There is nothing wrong with college students wearing uniforms. It stops discrimination and making fun of students who cannot afford new clothes frequently. There are many students who come from a marginalised section of society and they would rather utilise what little money they have for better purposes than buying clothes. Also, clothes cannot measure intellect.

Aamirah Khurram

Loreto Day School, Elliot Road, Calcutta

Sense of pride

A uniform teaches a student how to present himself or herself. It also creates a feeling of pride, togetherness and decency. That, in turn, reduces bunking classes. Since a uniform makes you stand out in the crowd, it offers a measure of protection too against human trafficking.

Uma Roy

Shri Shikshayatan School, Calcutta

NO

No good reason

The purpose of going to college or university is to pursue knowledge; a uniform doesn’t enhance learning. Neither does it improve discipline or decency.
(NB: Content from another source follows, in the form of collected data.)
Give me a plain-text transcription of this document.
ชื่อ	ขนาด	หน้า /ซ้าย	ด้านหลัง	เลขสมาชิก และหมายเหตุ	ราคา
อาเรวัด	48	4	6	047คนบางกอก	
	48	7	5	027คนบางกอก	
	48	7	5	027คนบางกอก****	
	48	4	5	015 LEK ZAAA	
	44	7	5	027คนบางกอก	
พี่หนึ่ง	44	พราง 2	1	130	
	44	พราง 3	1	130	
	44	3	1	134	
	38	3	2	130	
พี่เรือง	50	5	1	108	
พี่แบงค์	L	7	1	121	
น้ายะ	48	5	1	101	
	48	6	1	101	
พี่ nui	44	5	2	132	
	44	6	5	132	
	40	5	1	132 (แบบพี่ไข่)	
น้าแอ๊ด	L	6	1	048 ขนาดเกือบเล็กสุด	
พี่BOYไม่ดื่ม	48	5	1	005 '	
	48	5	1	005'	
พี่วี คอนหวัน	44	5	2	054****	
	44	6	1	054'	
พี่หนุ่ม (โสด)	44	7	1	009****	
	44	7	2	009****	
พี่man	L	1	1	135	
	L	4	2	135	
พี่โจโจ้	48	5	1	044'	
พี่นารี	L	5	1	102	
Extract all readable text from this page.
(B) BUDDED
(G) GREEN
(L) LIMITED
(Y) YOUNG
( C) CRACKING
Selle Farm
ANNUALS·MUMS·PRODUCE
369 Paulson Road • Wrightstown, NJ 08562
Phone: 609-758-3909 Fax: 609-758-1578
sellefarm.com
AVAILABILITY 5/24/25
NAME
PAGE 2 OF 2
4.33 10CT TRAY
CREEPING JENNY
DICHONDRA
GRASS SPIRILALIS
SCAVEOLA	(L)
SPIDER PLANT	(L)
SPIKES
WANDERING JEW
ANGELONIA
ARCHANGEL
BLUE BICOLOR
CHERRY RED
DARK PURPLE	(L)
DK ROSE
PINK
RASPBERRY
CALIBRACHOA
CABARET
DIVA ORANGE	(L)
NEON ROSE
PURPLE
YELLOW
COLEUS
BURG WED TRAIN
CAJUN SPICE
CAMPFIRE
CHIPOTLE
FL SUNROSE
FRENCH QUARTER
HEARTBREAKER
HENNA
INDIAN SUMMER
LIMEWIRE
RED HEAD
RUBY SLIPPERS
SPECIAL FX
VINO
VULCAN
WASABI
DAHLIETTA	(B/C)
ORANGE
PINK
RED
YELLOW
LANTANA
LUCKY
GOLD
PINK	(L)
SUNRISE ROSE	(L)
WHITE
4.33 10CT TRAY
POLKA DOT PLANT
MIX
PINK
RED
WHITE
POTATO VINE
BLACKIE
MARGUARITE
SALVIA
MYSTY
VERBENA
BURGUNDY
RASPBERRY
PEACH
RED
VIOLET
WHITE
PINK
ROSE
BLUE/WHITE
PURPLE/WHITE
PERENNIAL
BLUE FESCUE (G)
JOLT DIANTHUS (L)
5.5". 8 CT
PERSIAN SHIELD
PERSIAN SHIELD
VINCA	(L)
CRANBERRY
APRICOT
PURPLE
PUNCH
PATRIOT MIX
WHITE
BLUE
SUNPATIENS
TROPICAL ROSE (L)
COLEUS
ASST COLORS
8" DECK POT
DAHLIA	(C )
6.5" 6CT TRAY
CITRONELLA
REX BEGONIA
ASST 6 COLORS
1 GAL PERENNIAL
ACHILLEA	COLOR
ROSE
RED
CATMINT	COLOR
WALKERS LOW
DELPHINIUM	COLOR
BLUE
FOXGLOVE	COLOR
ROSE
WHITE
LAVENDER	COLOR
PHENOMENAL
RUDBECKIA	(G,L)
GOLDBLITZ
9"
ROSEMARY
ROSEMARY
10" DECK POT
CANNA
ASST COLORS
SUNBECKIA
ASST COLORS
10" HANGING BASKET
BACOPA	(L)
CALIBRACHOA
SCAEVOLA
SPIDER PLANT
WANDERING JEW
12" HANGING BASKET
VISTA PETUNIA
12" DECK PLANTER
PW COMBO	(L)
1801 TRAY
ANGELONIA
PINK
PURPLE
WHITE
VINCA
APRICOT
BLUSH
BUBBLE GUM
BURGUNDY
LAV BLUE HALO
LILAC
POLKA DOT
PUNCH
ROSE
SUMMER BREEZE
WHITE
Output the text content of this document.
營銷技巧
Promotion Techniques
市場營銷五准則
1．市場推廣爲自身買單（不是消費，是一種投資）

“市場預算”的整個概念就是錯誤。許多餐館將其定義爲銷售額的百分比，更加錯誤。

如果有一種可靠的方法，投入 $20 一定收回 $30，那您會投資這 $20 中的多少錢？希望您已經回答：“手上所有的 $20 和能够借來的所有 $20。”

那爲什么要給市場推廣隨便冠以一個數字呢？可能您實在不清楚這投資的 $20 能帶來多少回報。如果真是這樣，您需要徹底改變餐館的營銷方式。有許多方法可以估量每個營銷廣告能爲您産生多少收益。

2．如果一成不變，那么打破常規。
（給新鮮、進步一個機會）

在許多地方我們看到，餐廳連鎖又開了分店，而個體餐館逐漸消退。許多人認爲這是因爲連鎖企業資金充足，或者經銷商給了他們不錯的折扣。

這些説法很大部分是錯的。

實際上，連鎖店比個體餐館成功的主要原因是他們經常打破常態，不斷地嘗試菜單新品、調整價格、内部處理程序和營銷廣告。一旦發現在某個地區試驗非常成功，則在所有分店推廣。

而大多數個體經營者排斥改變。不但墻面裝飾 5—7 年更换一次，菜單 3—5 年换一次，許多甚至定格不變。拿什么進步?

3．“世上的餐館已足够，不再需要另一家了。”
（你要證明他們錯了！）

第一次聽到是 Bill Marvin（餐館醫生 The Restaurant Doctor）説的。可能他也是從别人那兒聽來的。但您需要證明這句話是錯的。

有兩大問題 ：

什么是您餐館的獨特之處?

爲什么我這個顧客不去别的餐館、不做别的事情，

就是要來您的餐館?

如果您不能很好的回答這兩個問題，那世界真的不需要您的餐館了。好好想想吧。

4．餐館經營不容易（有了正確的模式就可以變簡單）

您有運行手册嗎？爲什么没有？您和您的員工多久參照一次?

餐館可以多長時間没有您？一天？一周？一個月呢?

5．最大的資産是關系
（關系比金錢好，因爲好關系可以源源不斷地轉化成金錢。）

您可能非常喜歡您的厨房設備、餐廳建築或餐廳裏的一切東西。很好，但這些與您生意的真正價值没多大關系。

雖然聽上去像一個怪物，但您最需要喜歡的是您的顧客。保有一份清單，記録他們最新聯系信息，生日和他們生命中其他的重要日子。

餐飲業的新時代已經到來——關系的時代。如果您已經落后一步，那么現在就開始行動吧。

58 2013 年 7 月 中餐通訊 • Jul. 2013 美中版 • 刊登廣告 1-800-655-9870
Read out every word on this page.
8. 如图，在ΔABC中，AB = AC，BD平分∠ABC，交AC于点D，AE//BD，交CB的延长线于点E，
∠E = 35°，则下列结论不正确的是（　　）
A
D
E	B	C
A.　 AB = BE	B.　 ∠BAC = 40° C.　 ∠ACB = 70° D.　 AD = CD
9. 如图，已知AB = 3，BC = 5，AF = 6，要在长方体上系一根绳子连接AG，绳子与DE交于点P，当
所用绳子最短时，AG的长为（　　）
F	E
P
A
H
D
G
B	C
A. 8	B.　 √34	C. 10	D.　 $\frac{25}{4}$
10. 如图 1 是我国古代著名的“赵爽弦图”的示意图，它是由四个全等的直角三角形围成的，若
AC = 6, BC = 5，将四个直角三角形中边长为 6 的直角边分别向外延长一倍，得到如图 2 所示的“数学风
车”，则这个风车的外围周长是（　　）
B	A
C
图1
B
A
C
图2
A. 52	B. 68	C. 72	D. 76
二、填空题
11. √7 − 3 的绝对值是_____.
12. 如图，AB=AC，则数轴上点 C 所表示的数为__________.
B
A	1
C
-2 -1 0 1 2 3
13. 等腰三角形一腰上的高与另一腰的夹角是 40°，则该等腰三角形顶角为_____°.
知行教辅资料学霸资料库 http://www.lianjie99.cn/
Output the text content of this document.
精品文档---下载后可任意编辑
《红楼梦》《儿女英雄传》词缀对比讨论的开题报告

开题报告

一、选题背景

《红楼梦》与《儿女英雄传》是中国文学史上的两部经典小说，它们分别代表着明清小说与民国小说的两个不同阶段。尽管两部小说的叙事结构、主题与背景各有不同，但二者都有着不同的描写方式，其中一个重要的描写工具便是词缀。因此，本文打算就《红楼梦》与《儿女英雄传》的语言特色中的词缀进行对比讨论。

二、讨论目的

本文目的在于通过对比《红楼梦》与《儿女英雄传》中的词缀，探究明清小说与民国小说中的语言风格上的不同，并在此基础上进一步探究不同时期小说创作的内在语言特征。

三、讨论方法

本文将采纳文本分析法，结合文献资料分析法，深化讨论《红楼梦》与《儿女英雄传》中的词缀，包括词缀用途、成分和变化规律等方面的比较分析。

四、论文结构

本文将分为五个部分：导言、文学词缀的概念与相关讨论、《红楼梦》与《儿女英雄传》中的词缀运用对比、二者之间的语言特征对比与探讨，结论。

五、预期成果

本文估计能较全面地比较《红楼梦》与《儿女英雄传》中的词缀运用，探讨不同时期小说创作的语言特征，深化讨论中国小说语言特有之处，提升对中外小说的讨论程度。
Those old enough to attend college are also mature enough to know what to wear. Last but not the least, costly uniforms are often unaffordable for students from impoverished families.

Suhita Saha

Aditya Academy Senior Secondary, Calcutta

Commercialisation

Uniforms in institutions of higher learning is an offshoot of commercialisation of the sector, enabling institutions to make money off the students. Moreover, the uniforms are often poorly designed and made from cheap materials, making students uncomfortable and diverting their attention from studies. Forcing a student to wear an unimaginative uniform stifles freedom of expression and choice, and has no place on a college campus.